Die Spielzeit 2015/16 am Theater für Niedersachsen

Musicalische Höhepunkte am Großen Haus in Hildesheim

Am heutigen Vormittag hat Intendant Jörg Gade gemeinsam mit Werner Seitzer (Generalmusikdirektor und Operndirektor) und Katja Buhl (Direktorin der MusicalCompany) die Spielzeit 2015/16 am Theater für Niedersachsen vorgestellt. Insgesamt stehen 18 Premieren, 12 Wiederaufnahmen und 10 Konzerte auf dem Spielplan, von denen ausgewählte Produktionen im folgenden chronologisch aufgeführt sind.


„Frauen am Rande des Nervenzusammenbruchs“ (Wiederaufnahme: 20. September 2015, Großes Haus Hildesheim)

„Frauen am Rande des Nervenzusammenbruchs“ – nach dem gleichnamigen Film (Originaltitel: „Mujeres al borde de un ataque de nervios“) von Pedro Almodóvar (1988).

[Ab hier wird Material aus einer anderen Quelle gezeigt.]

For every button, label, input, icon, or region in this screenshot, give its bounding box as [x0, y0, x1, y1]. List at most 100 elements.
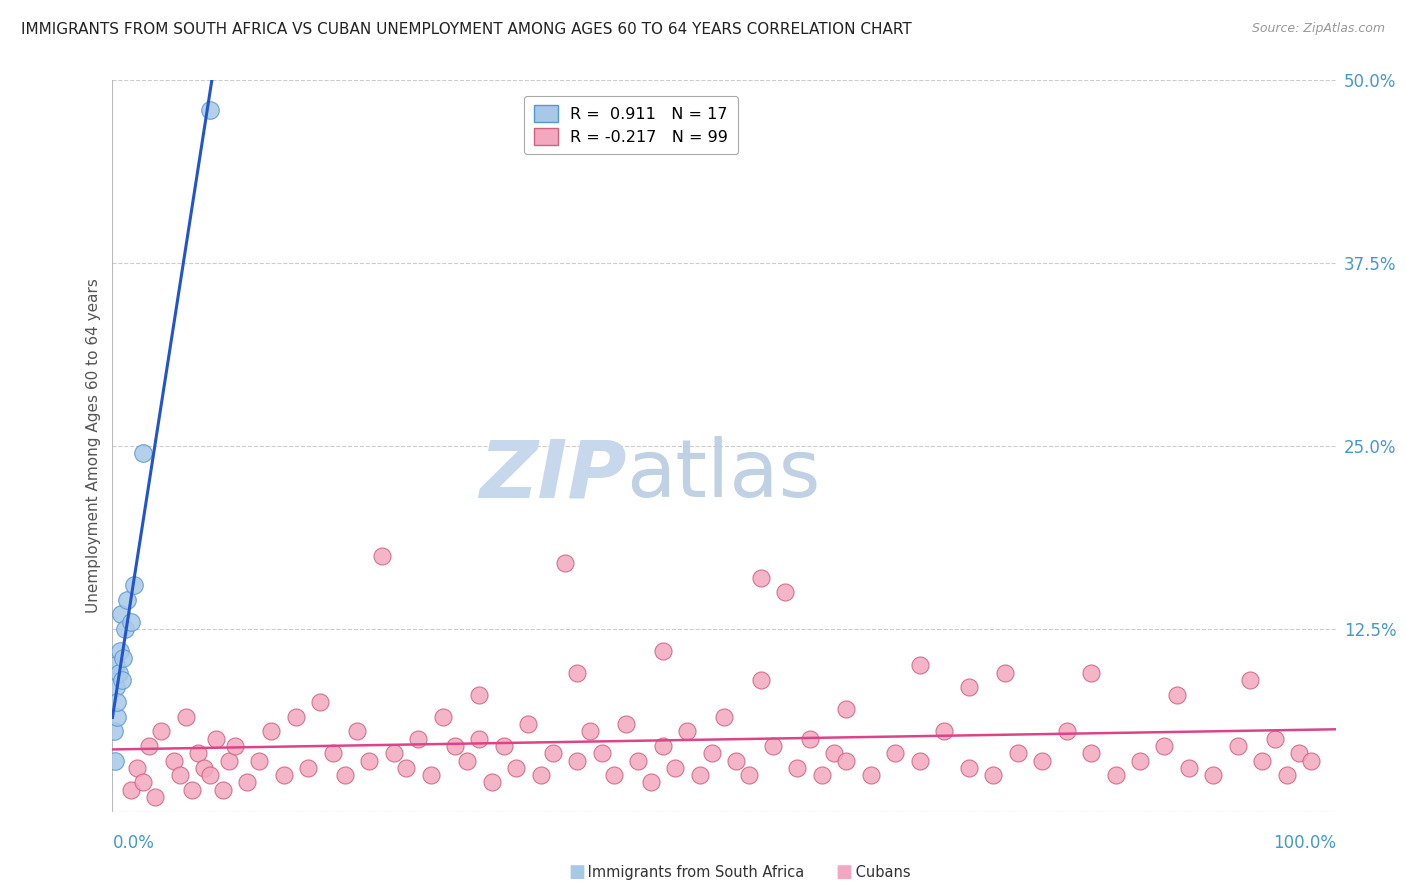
Point — [132, 446, 155, 460]
Point — [408, 731, 430, 746]
Point — [908, 658, 931, 673]
Point — [664, 761, 686, 775]
Point — [247, 754, 270, 768]
Point — [309, 695, 332, 709]
Point — [114, 622, 136, 636]
Point — [419, 768, 441, 782]
Point — [578, 724, 600, 739]
Point — [346, 724, 368, 739]
Point — [554, 556, 576, 570]
Point — [333, 768, 356, 782]
Point — [1239, 673, 1261, 687]
Point — [1301, 754, 1323, 768]
Point — [567, 754, 589, 768]
Point — [395, 761, 418, 775]
Point — [1288, 746, 1310, 760]
Point — [1166, 688, 1188, 702]
Point — [541, 746, 564, 760]
Point — [284, 709, 308, 723]
Point — [124, 578, 146, 592]
Point — [908, 754, 931, 768]
Point — [614, 717, 637, 731]
Point — [370, 549, 392, 563]
Point — [591, 746, 613, 760]
Point — [107, 665, 129, 680]
Point — [187, 746, 209, 760]
Point — [1251, 754, 1274, 768]
Point — [456, 754, 478, 768]
Point — [567, 665, 589, 680]
Point — [689, 768, 711, 782]
Text: ZIP: ZIP — [479, 436, 626, 515]
Point — [125, 761, 148, 775]
Point — [193, 761, 215, 775]
Point — [1031, 754, 1053, 768]
Point — [236, 775, 259, 789]
Text: ■: ■ — [835, 863, 852, 881]
Point — [200, 103, 222, 117]
Point — [1275, 768, 1298, 782]
Point — [1080, 746, 1102, 760]
Point — [859, 768, 882, 782]
Point — [218, 754, 240, 768]
Point — [432, 709, 454, 723]
Point — [359, 754, 381, 768]
Point — [700, 746, 723, 760]
Point — [105, 709, 128, 723]
Text: Cubans: Cubans — [851, 865, 910, 880]
Point — [640, 775, 662, 789]
Point — [725, 754, 748, 768]
Point — [468, 688, 491, 702]
Text: Source: ZipAtlas.com: Source: ZipAtlas.com — [1251, 22, 1385, 36]
Point — [115, 592, 138, 607]
Point — [108, 644, 131, 658]
Point — [112, 651, 135, 665]
Point — [103, 724, 125, 739]
Point — [150, 724, 173, 739]
Text: IMMIGRANTS FROM SOUTH AFRICA VS CUBAN UNEMPLOYMENT AMONG AGES 60 TO 64 YEARS COR: IMMIGRANTS FROM SOUTH AFRICA VS CUBAN UN… — [21, 22, 912, 37]
Point — [132, 775, 155, 789]
Point — [762, 739, 785, 753]
Legend: R =  0.911   N = 17, R = -0.217   N = 99: R = 0.911 N = 17, R = -0.217 N = 99 — [524, 95, 738, 154]
Text: 100.0%: 100.0% — [1272, 834, 1336, 852]
Text: 0.0%: 0.0% — [112, 834, 155, 852]
Point — [105, 658, 128, 673]
Point — [884, 746, 907, 760]
Point — [957, 761, 980, 775]
Point — [174, 709, 197, 723]
Point — [1104, 768, 1126, 782]
Point — [104, 681, 127, 695]
Point — [1080, 665, 1102, 680]
Point — [1226, 739, 1249, 753]
Point — [1178, 761, 1201, 775]
Point — [163, 754, 186, 768]
Point — [676, 724, 699, 739]
Point — [1129, 754, 1152, 768]
Point — [260, 724, 283, 739]
Point — [481, 775, 503, 789]
Point — [835, 754, 858, 768]
Point — [799, 731, 821, 746]
Point — [105, 695, 128, 709]
Point — [775, 585, 797, 599]
Text: Immigrants from South Africa: Immigrants from South Africa — [583, 865, 804, 880]
Point — [211, 782, 233, 797]
Point — [652, 739, 675, 753]
Point — [517, 717, 540, 731]
Point — [1153, 739, 1175, 753]
Point — [1056, 724, 1078, 739]
Point — [110, 607, 132, 622]
Point — [444, 739, 467, 753]
Point — [749, 673, 772, 687]
Point — [120, 615, 142, 629]
Point — [104, 754, 127, 768]
Point — [143, 790, 166, 805]
Point — [505, 761, 527, 775]
Point — [382, 746, 405, 760]
Point — [786, 761, 808, 775]
Point — [529, 768, 551, 782]
Point — [713, 709, 735, 723]
Point — [737, 768, 759, 782]
Point — [169, 768, 191, 782]
Point — [111, 673, 134, 687]
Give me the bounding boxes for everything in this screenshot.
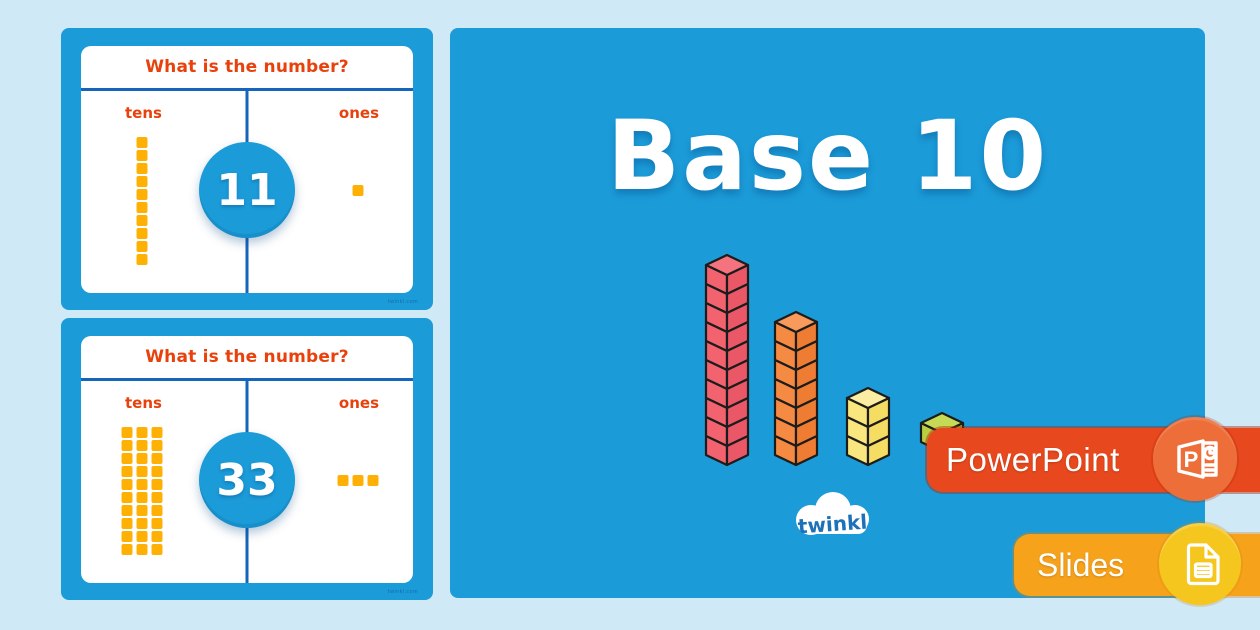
block-square bbox=[121, 427, 133, 438]
block-square bbox=[136, 215, 148, 226]
block-square bbox=[121, 492, 133, 503]
number-value: 11 bbox=[216, 164, 278, 216]
block-square bbox=[121, 479, 133, 490]
number-circle: 33 bbox=[199, 432, 295, 528]
tens-blocks bbox=[121, 427, 163, 555]
number-value: 33 bbox=[216, 454, 278, 506]
ten-rod bbox=[121, 427, 133, 555]
block-tower-orange bbox=[773, 310, 819, 467]
block-square bbox=[136, 137, 148, 148]
ones-blocks bbox=[337, 475, 379, 486]
ten-rod bbox=[136, 427, 148, 555]
ones-label: ones bbox=[338, 394, 379, 412]
block-square bbox=[151, 505, 163, 516]
watermark-text: twinkl.com bbox=[387, 299, 418, 305]
tens-label: tens bbox=[125, 394, 162, 412]
block-square bbox=[151, 440, 163, 451]
block-square bbox=[136, 176, 148, 187]
preview-panel: Base 10 twinkl bbox=[450, 28, 1205, 598]
block-square bbox=[151, 518, 163, 529]
google-slides-badge-circle[interactable] bbox=[1159, 523, 1241, 605]
powerpoint-icon: P bbox=[1177, 439, 1218, 479]
block-square bbox=[136, 505, 148, 516]
block-square bbox=[136, 440, 148, 451]
block-square bbox=[121, 531, 133, 542]
slide-card-1[interactable]: What is the number? tens ones 11 twinkl.… bbox=[61, 28, 433, 310]
block-tower-red bbox=[704, 253, 750, 467]
block-square bbox=[136, 518, 148, 529]
block-square bbox=[352, 185, 364, 196]
block-tower-yellow bbox=[845, 386, 891, 467]
slide-question-header: What is the number? bbox=[81, 46, 413, 91]
block-square bbox=[136, 492, 148, 503]
tens-label: tens bbox=[125, 104, 162, 122]
block-square bbox=[136, 544, 148, 555]
block-square bbox=[121, 518, 133, 529]
block-square bbox=[151, 479, 163, 490]
block-square bbox=[121, 453, 133, 464]
powerpoint-badge-label: PowerPoint bbox=[946, 441, 1120, 478]
ten-rod bbox=[136, 137, 148, 265]
block-square bbox=[136, 466, 148, 477]
slide-card-1-body: What is the number? tens ones 11 bbox=[81, 46, 413, 293]
block-square bbox=[136, 531, 148, 542]
block-square bbox=[352, 475, 364, 486]
slide-card-2-body: What is the number? tens ones 33 bbox=[81, 336, 413, 583]
base10-blocks-illustration bbox=[704, 253, 965, 467]
block-square bbox=[151, 531, 163, 542]
block-square bbox=[121, 440, 133, 451]
block-square bbox=[151, 544, 163, 555]
svg-text:P: P bbox=[1184, 447, 1199, 472]
tens-blocks bbox=[136, 137, 148, 265]
slide-question-title: What is the number? bbox=[145, 347, 349, 367]
google-slides-badge-label: Slides bbox=[1037, 546, 1125, 583]
ten-rod bbox=[151, 427, 163, 555]
slide-question-header: What is the number? bbox=[81, 336, 413, 381]
block-square bbox=[136, 202, 148, 213]
ones-label: ones bbox=[338, 104, 379, 122]
block-square bbox=[151, 453, 163, 464]
block-square bbox=[121, 505, 133, 516]
block-square bbox=[151, 466, 163, 477]
google-slides-icon bbox=[1186, 543, 1220, 586]
slide-question-title: What is the number? bbox=[145, 57, 349, 77]
block-square bbox=[136, 453, 148, 464]
powerpoint-badge-circle[interactable]: P bbox=[1153, 417, 1237, 501]
ones-blocks bbox=[352, 185, 364, 196]
block-square bbox=[121, 466, 133, 477]
cloud-icon bbox=[796, 492, 869, 535]
block-square bbox=[136, 150, 148, 161]
block-square bbox=[136, 479, 148, 490]
block-square bbox=[121, 544, 133, 555]
slide-card-2[interactable]: What is the number? tens ones 33 twinkl.… bbox=[61, 318, 433, 600]
block-square bbox=[136, 228, 148, 239]
resource-title: Base 10 bbox=[606, 100, 1049, 212]
block-square bbox=[136, 254, 148, 265]
block-square bbox=[367, 475, 379, 486]
block-square bbox=[136, 189, 148, 200]
block-square bbox=[151, 492, 163, 503]
block-square bbox=[151, 427, 163, 438]
watermark-text: twinkl.com bbox=[387, 589, 418, 595]
number-circle: 11 bbox=[199, 142, 295, 238]
twinkl-logo-text: twinkl bbox=[797, 510, 868, 539]
block-square bbox=[136, 241, 148, 252]
twinkl-logo: twinkl bbox=[796, 492, 869, 539]
block-square bbox=[337, 475, 349, 486]
block-square bbox=[136, 427, 148, 438]
block-square bbox=[136, 163, 148, 174]
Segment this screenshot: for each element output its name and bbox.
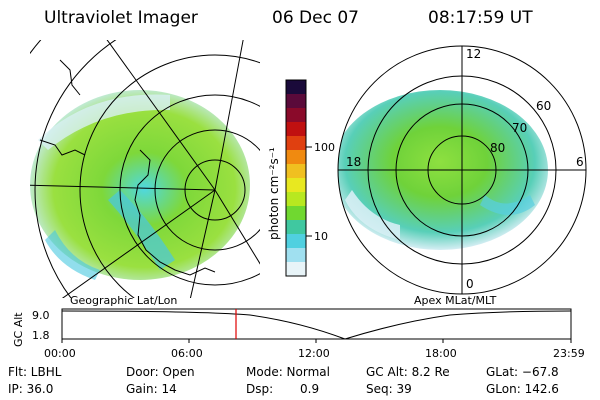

Musik, Lyrics: David Yazbek; Buch: Jeffrey Lane; Deutsche Bearbeitung: N.  N.; Inszenierung: Barbara Neureiter; Choreografie: Katja Buhl; Ausstattung: Anne-Katrin Gendolla; Video: Jens Plewinski; Dramaturgie: N.  N.; Musikalische Leitung: Andreas Unsicker. Darsteller: Tabea Scholz (Pepa), Annika Dickel (Candela), Jens Krause (Iván), Alexander Prosek (Taxifahrer), Judith Bloch (Lucía/Pepas Concierge), Jürgen Brehm (Carlos), Caroline Zins (Marisa/Iváns Concierge/Christina), Sandra Pangl (Paulina/Ana), Tim Müller (Malik/Kriminalbeamter), Björn Schäffer (Regisseur/Richter/Kommissar/Art Director), Dirk Flindt (Ambite). Broadway Premiere: 4. November 2010, Belasco Theatre, New York. West End Premiere: 12. Januar 2015, Playhouse Theatre, London. Premiere: 27. Juni 2015, Wiederaufnahme: 20. September 2015, Großes Haus Hildesheim.

Dem spanischen Filmregisseur, Produzent und Drehbuchautor Pedro Almodóvar, der auch das Drehbuch nach einem Skript des französischen Autors Jean Cocteau verfasst hat, gelang 1988 mit seiner rasanten Tragikomödie „Frauen am Rande des Nervenzusammenbruchs“ der internationale Filmdurchbruch. 50 Auszeichnungen, eine Oscar-Nominierung sowie das Broadway-Musical, das ab 27. Juni 2015 am TfN zu sehen ist, würdigen seine Liebeserklärung an das abwesende Mysterium Mann. Das Musical belebt diese Frauenpower-Geschichte zusätzlich mit Songs voller lateinamerikanischer Rhythmen.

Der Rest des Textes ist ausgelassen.